The Humanitarian Law Center monitored Krasniqi’s case and published a report in 2014, "High profile trials: Justice Delayed," claiming there were a number of violations and that the Basic Court of Mitrovica had handled the case poorly. Krasniqi later stated that no attorney from Kosovo would agree to represent her, EULEX would not provide the attorneys the protection necessary to work in the north of Kosovo, which has a Serb-Majority.

In 2019, Kosovo’s Special Prosecutor Drita Hajdari stated that she had attempted to find a legal basis to reopen Krasniqi's case, was unsuccessful. In April 2021, Kosovo President Vjosa Osmani declared April 14, the day of Krasniqi's rape, the "Day of Sexual Violence Survivors".

===Activism and political career===
After the war, Krasniqi moved to Texas in the United States. In 2015, she travelled to Kosovo to share her story publicly on national television, without hiding her identity. She was the first wartime rape survivor in Kosovo to do so. On April 30, 2019, Krasniqi spoke to the United States House Committee on Foreign Affairs, in a hearing titled "Kosovo’s Wartime Victims: The Quest for Justice," testifying that the United States should push for justice for victims of war crimes. On March 9, 2020, Krasniqi spoke to the Assembly of the Republic of Kosovo about how they could support survivors of wartime sexual violence.

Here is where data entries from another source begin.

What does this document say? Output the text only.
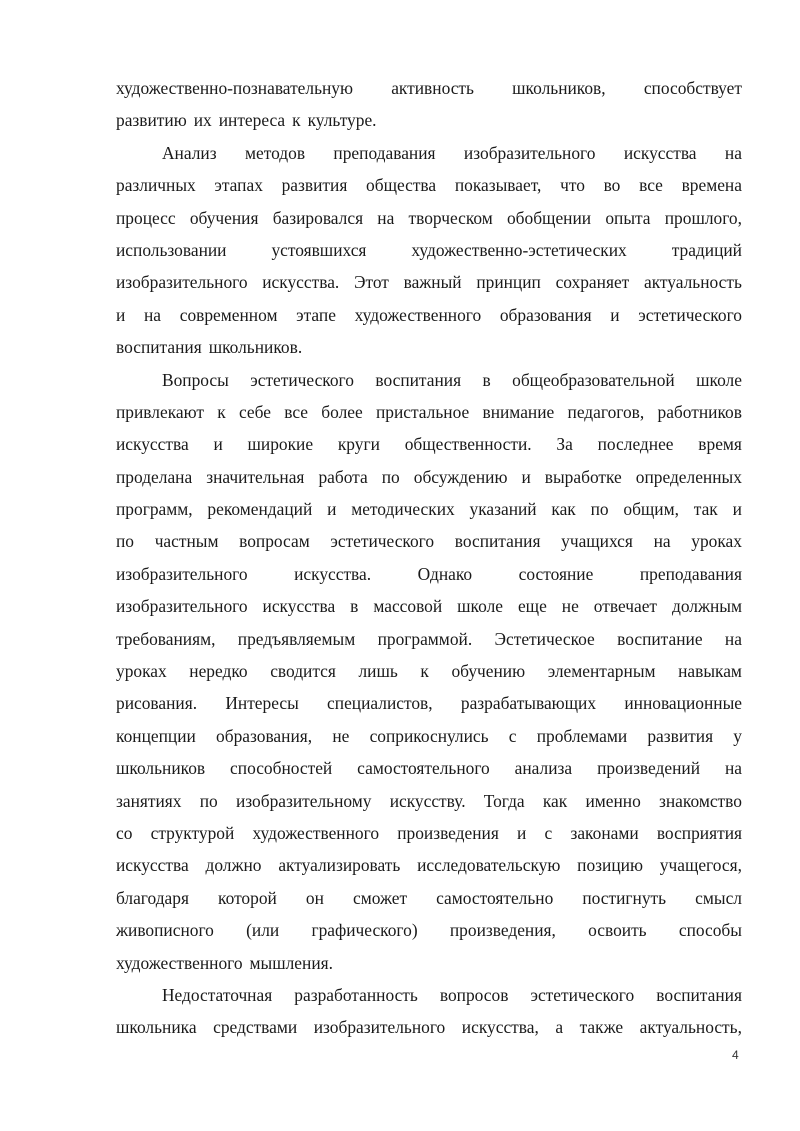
художественно-познавательную активность школьников, способствует
развитию их интереса к культуре.
Анализ методов преподавания изобразительного искусства на
различных этапах развития общества показывает, что во все времена
процесс обучения базировался на творческом обобщении опыта прошлого,
использовании	устоявшихся	художественно-эстетических	традиций
изобразительного искусства. Этот важный принцип сохраняет актуальность
и на современном этапе художественного образования и эстетического
воспитания школьников.
Вопросы эстетического воспитания в общеобразовательной школе
привлекают к себе все более пристальное внимание педагогов, работников
искусства и широкие круги общественности. За последнее время
проделана значительная работа по обсуждению и выработке определенных
программ, рекомендаций и методических указаний как по общим, так и
по частным вопросам эстетического воспитания учащихся на уроках
изобразительного	искусства.	Однако	состояние	преподавания
изобразительного искусства в массовой школе еще не отвечает должным
требованиям, предъявляемым программой. Эстетическое воспитание на
уроках нередко сводится лишь к обучению элементарным навыкам
рисования. Интересы специалистов, разрабатывающих инновационные
концепции образования, не соприкоснулись с проблемами развития у
школьников способностей самостоятельного анализа произведений на
занятиях по изобразительному искусству. Тогда как именно знакомство
со структурой художественного произведения и с законами восприятия
искусства должно актуализировать исследовательскую позицию учащегося,
благодаря которой он сможет самостоятельно постигнуть смысл
живописного (или графического) произведения, освоить способы
художественного мышления.
Недостаточная разработанность вопросов эстетического воспитания
школьника средствами изобразительного искусства, а также актуальность,
4
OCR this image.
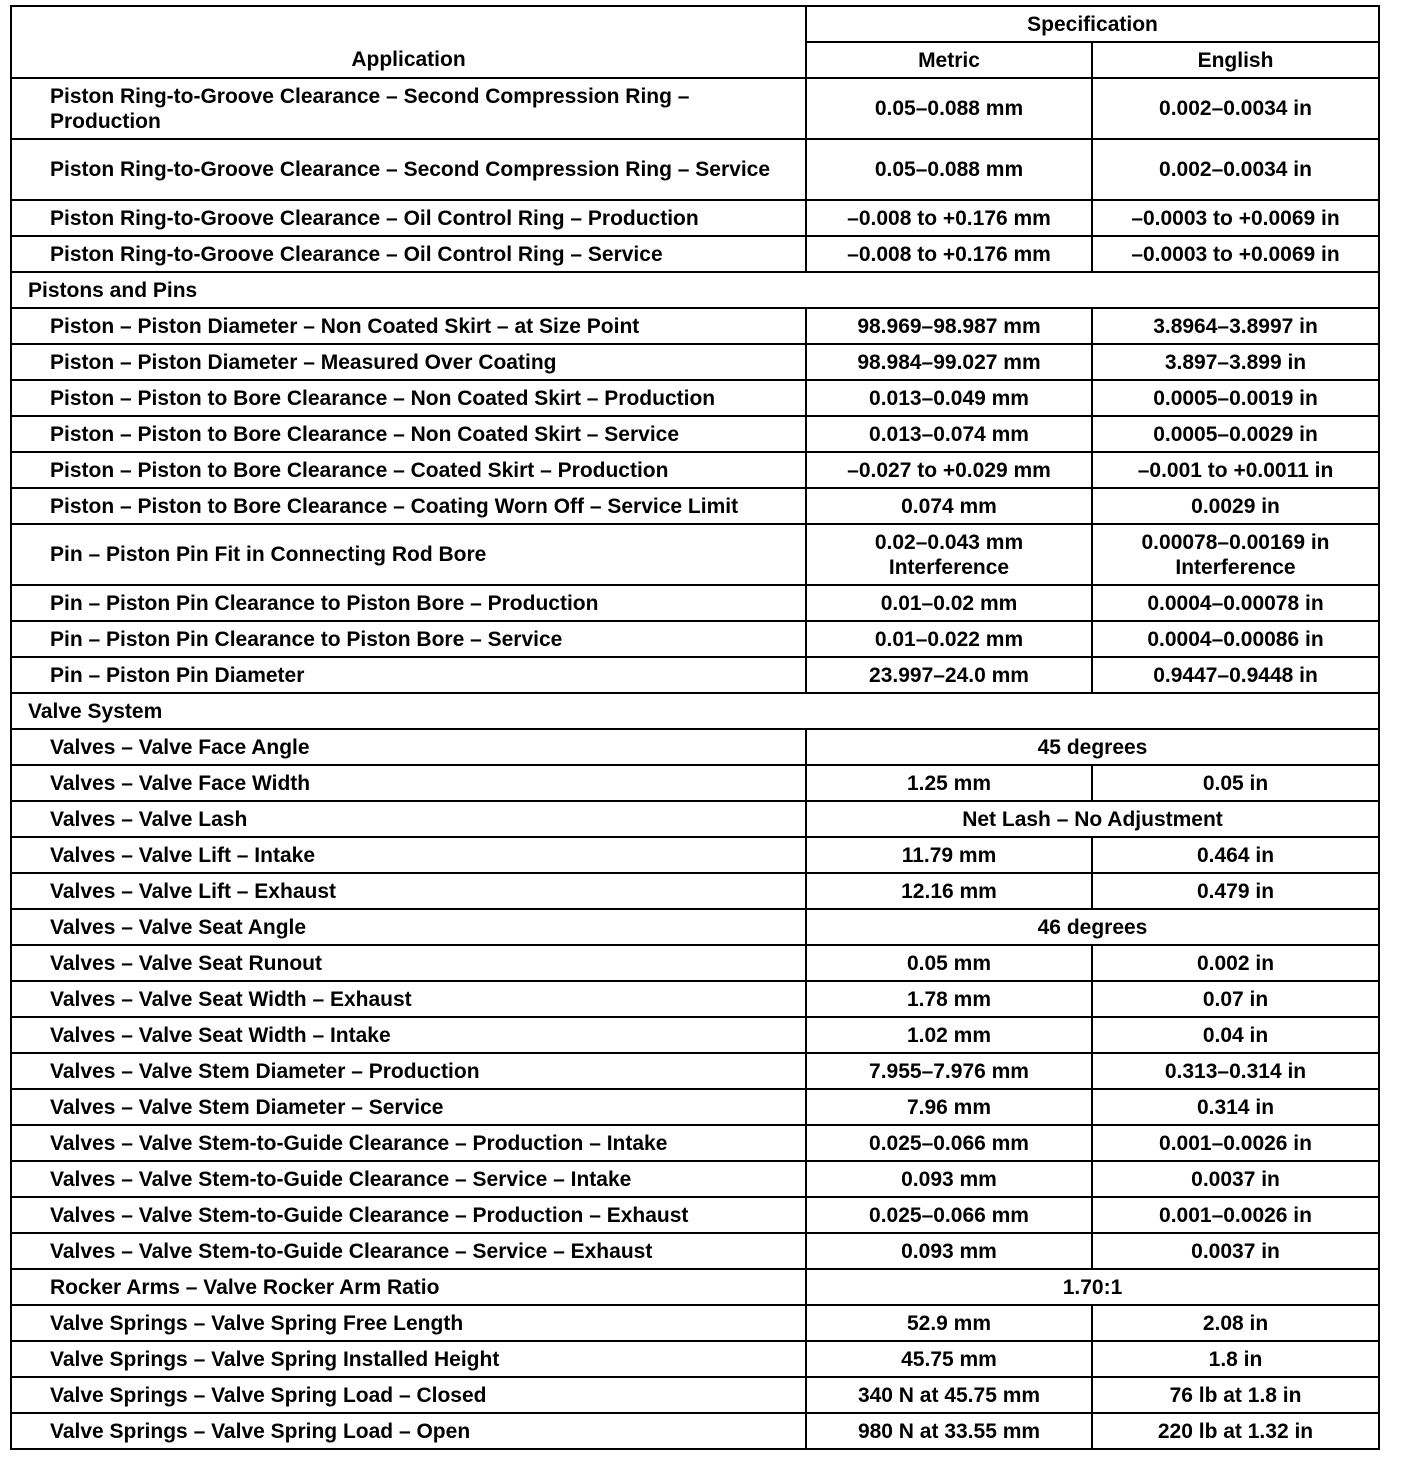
Application	Specification	
	Metric	English
Piston Ring-to-Groove Clearance – Second Compression Ring – Production	0.05–0.088 mm	0.002–0.0034 in
Piston Ring-to-Groove Clearance – Second Compression Ring – Service	0.05–0.088 mm	0.002–0.0034 in
Piston Ring-to-Groove Clearance – Oil Control Ring – Production	–0.008 to +0.176 mm	–0.0003 to +0.0069 in
Piston Ring-to-Groove Clearance – Oil Control Ring – Service	–0.008 to +0.176 mm	–0.0003 to +0.0069 in
Pistons and Pins		
Piston – Piston Diameter – Non Coated Skirt – at Size Point	98.969–98.987 mm	3.8964–3.8997 in
Piston – Piston Diameter – Measured Over Coating	98.984–99.027 mm	3.897–3.899 in
Piston – Piston to Bore Clearance – Non Coated Skirt – Production	0.013–0.049 mm	0.0005–0.0019 in
Piston – Piston to Bore Clearance – Non Coated Skirt – Service	0.013–0.074 mm	0.0005–0.0029 in
Piston – Piston to Bore Clearance – Coated Skirt – Production	–0.027 to +0.029 mm	–0.001 to +0.0011 in
Piston – Piston to Bore Clearance – Coating Worn Off – Service Limit	0.074 mm	0.0029 in
Pin – Piston Pin Fit in Connecting Rod Bore	0.02–0.043 mm Interference	0.00078–0.00169 in Interference
Pin – Piston Pin Clearance to Piston Bore – Production	0.01–0.02 mm	0.0004–0.00078 in
Pin – Piston Pin Clearance to Piston Bore – Service	0.01–0.022 mm	0.0004–0.00086 in
Pin – Piston Pin Diameter	23.997–24.0 mm	0.9447–0.9448 in
Valve System		
Valves – Valve Face Angle	45 degrees	
Valves – Valve Face Width	1.25 mm	0.05 in
Valves – Valve Lash	Net Lash – No Adjustment	
Valves – Valve Lift – Intake	11.79 mm	0.464 in
Valves – Valve Lift – Exhaust	12.16 mm	0.479 in
Valves – Valve Seat Angle	46 degrees	
Valves – Valve Seat Runout	0.05 mm	0.002 in
Valves – Valve Seat Width – Exhaust	1.78 mm	0.07 in
Valves – Valve Seat Width – Intake	1.02 mm	0.04 in
Valves – Valve Stem Diameter – Production	7.955–7.976 mm	0.313–0.314 in
Valves – Valve Stem Diameter – Service	7.96 mm	0.314 in
Valves – Valve Stem-to-Guide Clearance – Production – Intake	0.025–0.066 mm	0.001–0.0026 in
Valves – Valve Stem-to-Guide Clearance – Service – Intake	0.093 mm	0.0037 in
Valves – Valve Stem-to-Guide Clearance – Production – Exhaust	0.025–0.066 mm	0.001–0.0026 in
Valves – Valve Stem-to-Guide Clearance – Service – Exhaust	0.093 mm	0.0037 in
Rocker Arms – Valve Rocker Arm Ratio	1.70:1	
Valve Springs – Valve Spring Free Length	52.9 mm	2.08 in
Valve Springs – Valve Spring Installed Height	45.75 mm	1.8 in
Valve Springs – Valve Spring Load – Closed	340 N at 45.75 mm	76 lb at 1.8 in
Valve Springs – Valve Spring Load – Open	980 N at 33.55 mm	220 lb at 1.32 in
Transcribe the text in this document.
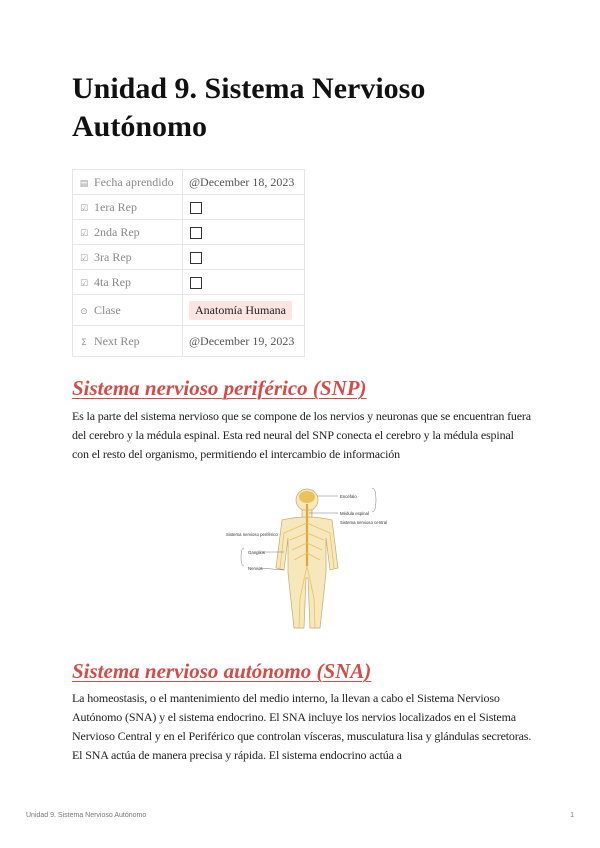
Unidad 9. Sistema Nervioso Autónomo
▤ Fecha aprendido	@December 18, 2023
☑ 1era Rep	
☑ 2nda Rep	
☑ 3ra Rep	
☑ 4ta Rep	
⊙ Clase	Anatomía Humana
Σ Next Rep	@December 19, 2023
Sistema nervioso periférico (SNP)

Es la parte del sistema nervioso que se compone de los nervios y neuronas que se encuentran fuera del cerebro y la médula espinal. Esta red neural del SNP conecta el cerebro y la médula espinal con el resto del organismo, permitiendo el intercambio de información

Encéfalo
Médula espinal
Sistema nervioso central
Sistema nervioso periférico
Ganglios
Nervios
Sistema nervioso autónomo (SNA)

La homeostasis, o el mantenimiento del medio interno, la llevan a cabo el Sistema Nervioso Autónomo (SNA) y el sistema endocrino. El SNA incluye los nervios localizados en el Sistema Nervioso Central y en el Periférico que controlan vísceras, musculatura lisa y glándulas secretoras. El SNA actúa de manera precisa y rápida. El sistema endocrino actúa a

Unidad 9. Sistema Nervioso Autónomo	1
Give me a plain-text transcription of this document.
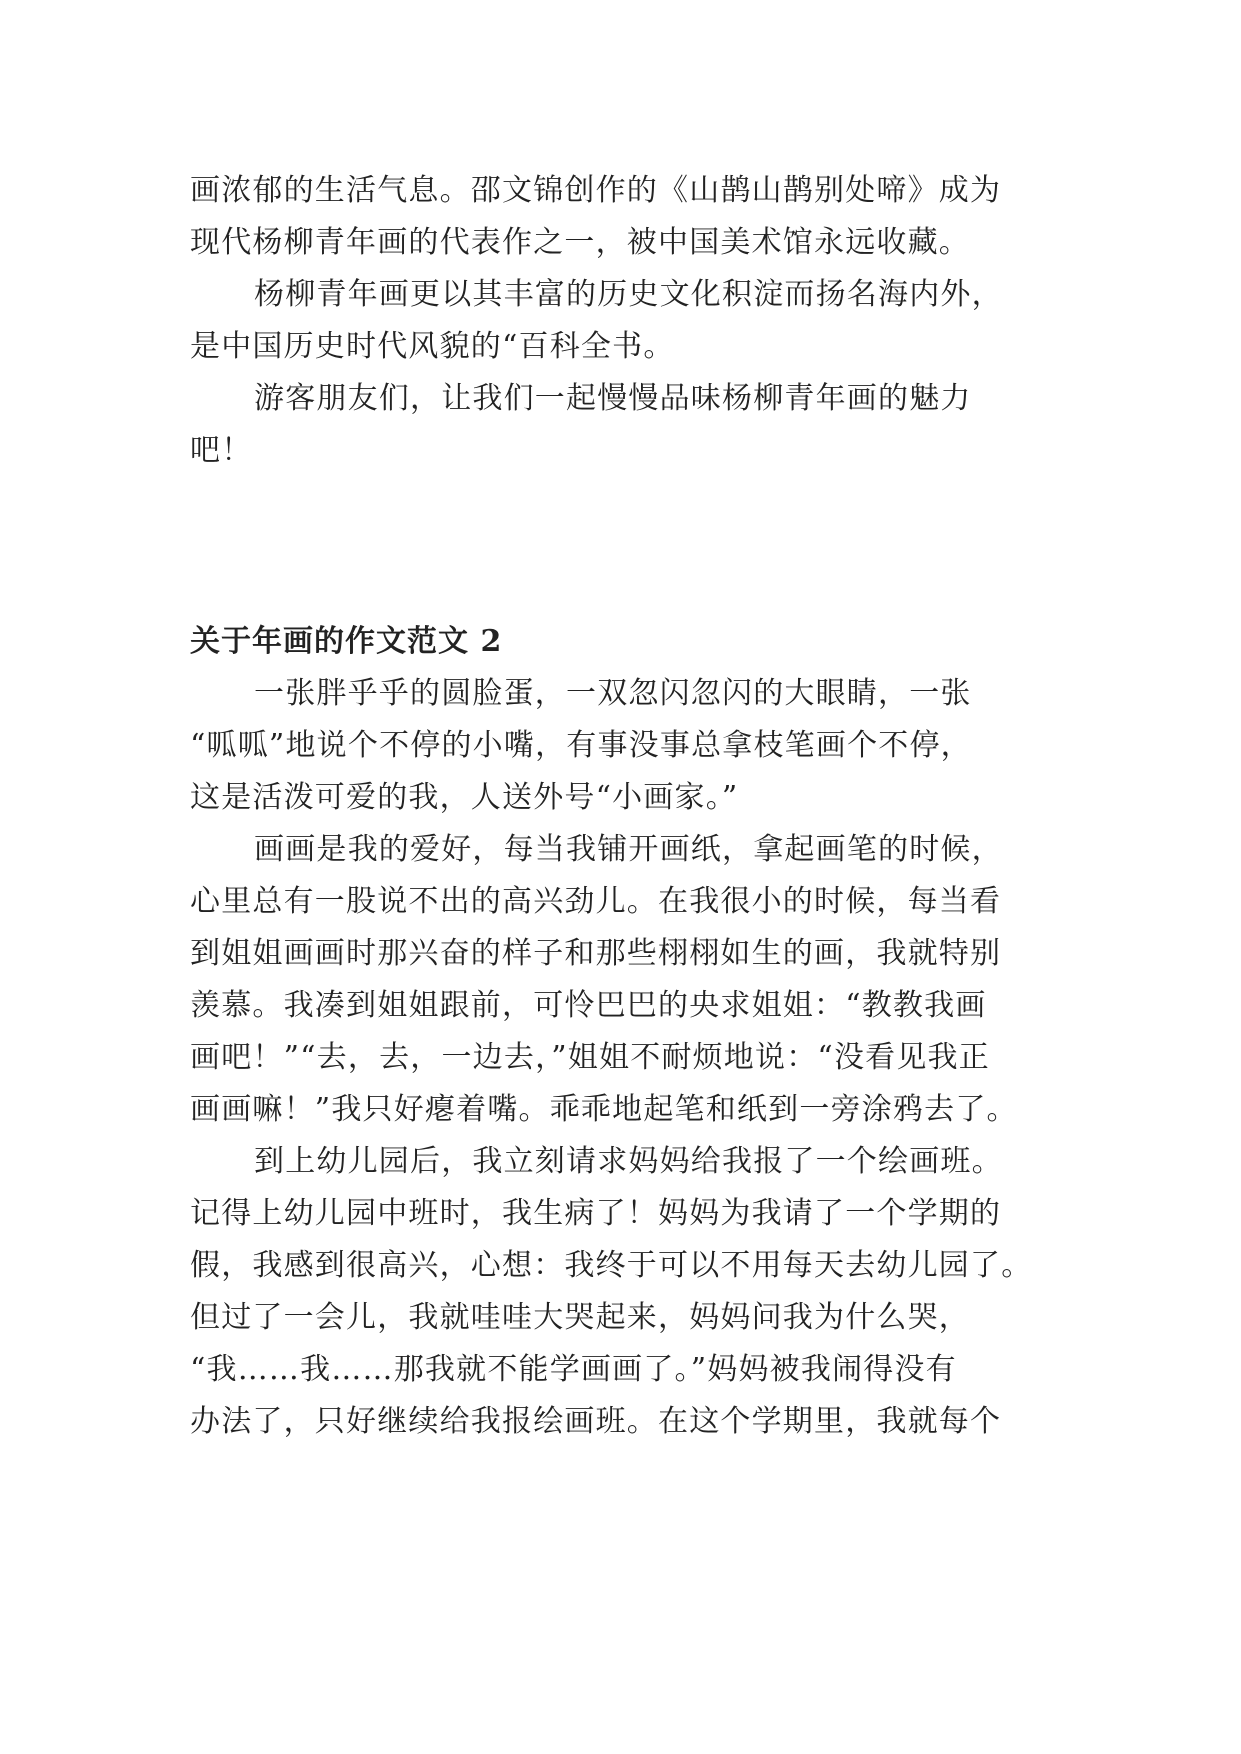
画浓郁的生活气息。邵文锦创作的《山鹊山鹊别处啼》成为
现代杨柳青年画的代表作之一，被中国美术馆永远收藏。
杨柳青年画更以其丰富的历史文化积淀而扬名海内外，
是中国历史时代风貌的“百科全书。
游客朋友们，让我们一起慢慢品味杨柳青年画的魅力
吧！
关于年画的作文范文 2
一张胖乎乎的圆脸蛋，一双忽闪忽闪的大眼睛，一张
“呱呱”地说个不停的小嘴，有事没事总拿枝笔画个不停，
这是活泼可爱的我，人送外号“小画家。”
画画是我的爱好，每当我铺开画纸，拿起画笔的时候，
心里总有一股说不出的高兴劲儿。在我很小的时候，每当看
到姐姐画画时那兴奋的样子和那些栩栩如生的画，我就特别
羡慕。我凑到姐姐跟前，可怜巴巴的央求姐姐：“教教我画
画吧！”“去，去，一边去，”姐姐不耐烦地说：“没看见我正
画画嘛！”我只好瘪着嘴。乖乖地起笔和纸到一旁涂鸦去了。
到上幼儿园后，我立刻请求妈妈给我报了一个绘画班。
记得上幼儿园中班时，我生病了！妈妈为我请了一个学期的
假，我感到很高兴，心想：我终于可以不用每天去幼儿园了。
但过了一会儿，我就哇哇大哭起来，妈妈问我为什么哭，
“我……我……那我就不能学画画了。”妈妈被我闹得没有
办法了，只好继续给我报绘画班。在这个学期里，我就每个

In February 2021, Krasniqi ran for a seat in the 2021 Kosovan parliamentary election as a member of the Vetëvendosje Party. She received 61,885 votes, winning a seat, and Krasniqi moved back to Kosovo.

In April 2021, Krasniqi met with Kosovo President Vjosa Osmani to memorialize the day of Krasniqi's rape, with President Osmani declaring April 14 the "Day of Sexual Violence Survivors".

==Personal life==
Krasniqi has two daughters, who were born in the United States.